From colic he moved to a really fun phase in which he held his breath until he passed out whenever he was very mad or very sad. From there he went on to a biting phase which involved most of the neighbor kids and day care kids. Thankfully all this fun ended around age four. Through it all the one thing he always had going for him was that he was the cutest little boy in town. His sweet smile could melt hearts dissolving any amount of anger and frustration. One glance into his eyes and of his long eye lashes helped us ignore our sleep deprivation because he woke up at 5am most mornings. He truly loved his pacifier “Nukie” and honestly so did we because Nukie helped him not cry so much. But one day while riding in the car in his car seat he learned that he could spit Nukie out hitting Dad in the back of the head. Mysteriously a few days later, Nukie got lost at a parade.

Michael absolutely loved being outside. He usually had on his Barney hat and sun glasses because he thought the sun was too bright. Michael was boy in and out with a love for Matchbox cars, Tonka toys, John Deere tractors, bikes, mud puddles and Leggos. When Michael started pre-school his teacher said he was the one with the most friends; a statement that was very often spoke. When he started playing T-ball everyone said he was the fastest runner on the team but he was definitely the smallest. He thought it was absolutely necessary to slide into every base when he got a hit even though his t-shirt went all the way down past his knees and his batting helmet swayed back and forth because it was too big for his little head.

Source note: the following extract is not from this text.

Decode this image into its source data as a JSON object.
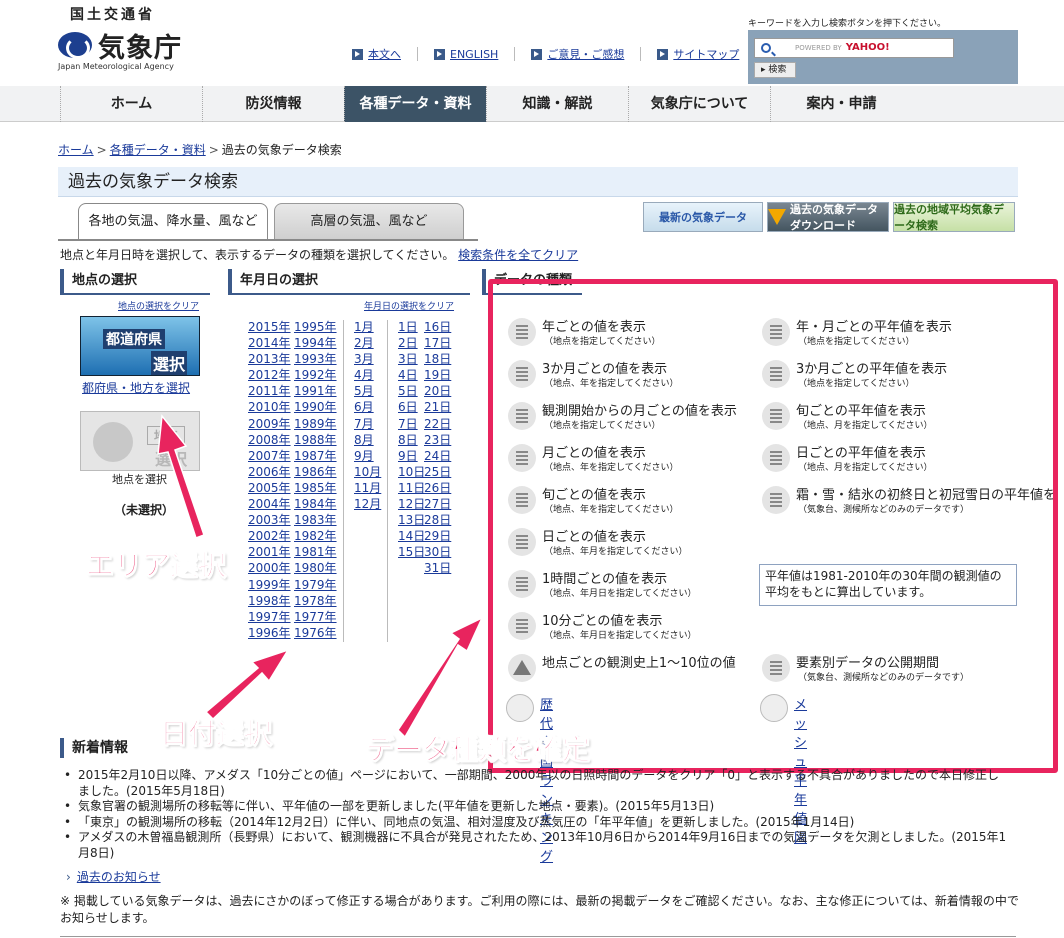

Michael loved to go camping, actually all of us did. We bought our first pop up camper and started camping when Michael was still a baby. He was always the first one up in the campground and accompanied by his Dad had it “all checked out” before most of us were even awake. Summer vacations at Cass Lake Lodge were another one of Michael’s favorites. He loved to play in the sand on the beach, swim with his blow up tire tube, go fishing or tubing with the boat, build a campfire, and play in the lodge arcade eating candy and drinking pop.

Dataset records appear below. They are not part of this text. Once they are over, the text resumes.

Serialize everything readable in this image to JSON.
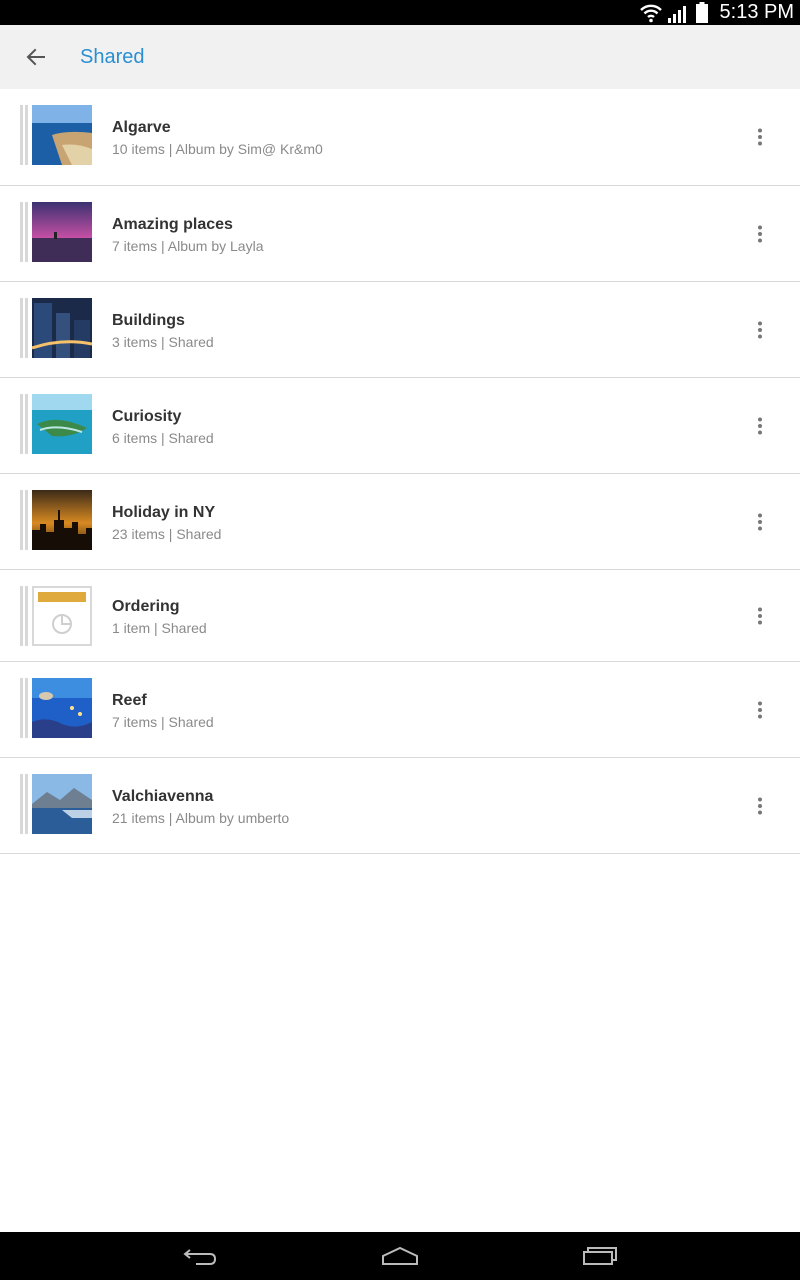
{
  "status_bar": {
    "time": "5:13 PM",
    "icons": [
      "wifi-icon",
      "signal-icon",
      "battery-icon"
    ]
  },
  "action_bar": {
    "title": "Shared",
    "back_icon": "arrow-back-icon"
  },
  "albums": [
    {
      "name": "Algarve",
      "meta": "10 items | Album by Sim@ Kr&m0",
      "thumb": "coastal-cliffs-photo"
    },
    {
      "name": "Amazing places",
      "meta": "7 items | Album by Layla",
      "thumb": "purple-sunset-sea-photo"
    },
    {
      "name": "Buildings",
      "meta": "3 items | Shared",
      "thumb": "night-city-buildings-photo"
    },
    {
      "name": "Curiosity",
      "meta": "6 items | Shared",
      "thumb": "tropical-island-photo"
    },
    {
      "name": "Holiday in NY",
      "meta": "23 items | Shared",
      "thumb": "ny-skyline-sunset-photo"
    },
    {
      "name": "Ordering",
      "meta": "1 item | Shared",
      "thumb": "placeholder-document-icon"
    },
    {
      "name": "Reef",
      "meta": "7 items | Shared",
      "thumb": "coral-reef-photo"
    },
    {
      "name": "Valchiavenna",
      "meta": "21 items | Album by umberto",
      "thumb": "lake-mountains-photo"
    }
  ],
  "nav_bar": {
    "icons": [
      "back-nav-icon",
      "home-nav-icon",
      "recents-nav-icon"
    ]
  },
  "colors": {
    "accent": "#2a8fd1",
    "action_bar_bg": "#f1f1f1",
    "divider": "#d9d9d9"
  }
}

When Michael was diagnosed with SIOD in 1999 we slowly had to change the way we did the things Michael loved. Surrounded by the love and support of family and friends we were able to keep doing them even though Michael eventually couldn’t walk and had to transition into a wheel chair. At some point we made a decision that SIOD would not define us, nor would it own us. We were still going to be a family in spite of this rare syndrome and all of its challenges. As Michael’s Mother I thought I was going to be the one teaching him about life but in the end he was the one who taught me. In spirit, he still does providing a graduation degree beyond this life for both of us.

While preparing for Michael’s funeral, our daughter Jessica found this quote by Abraham Lincoln, “And in the end, it's not the years in your life that count. It's the life in your years.” There was certainly a lot of life packed into those thirteen years. That quote has served as a guiding light in our journey without our sweet smiling Michael.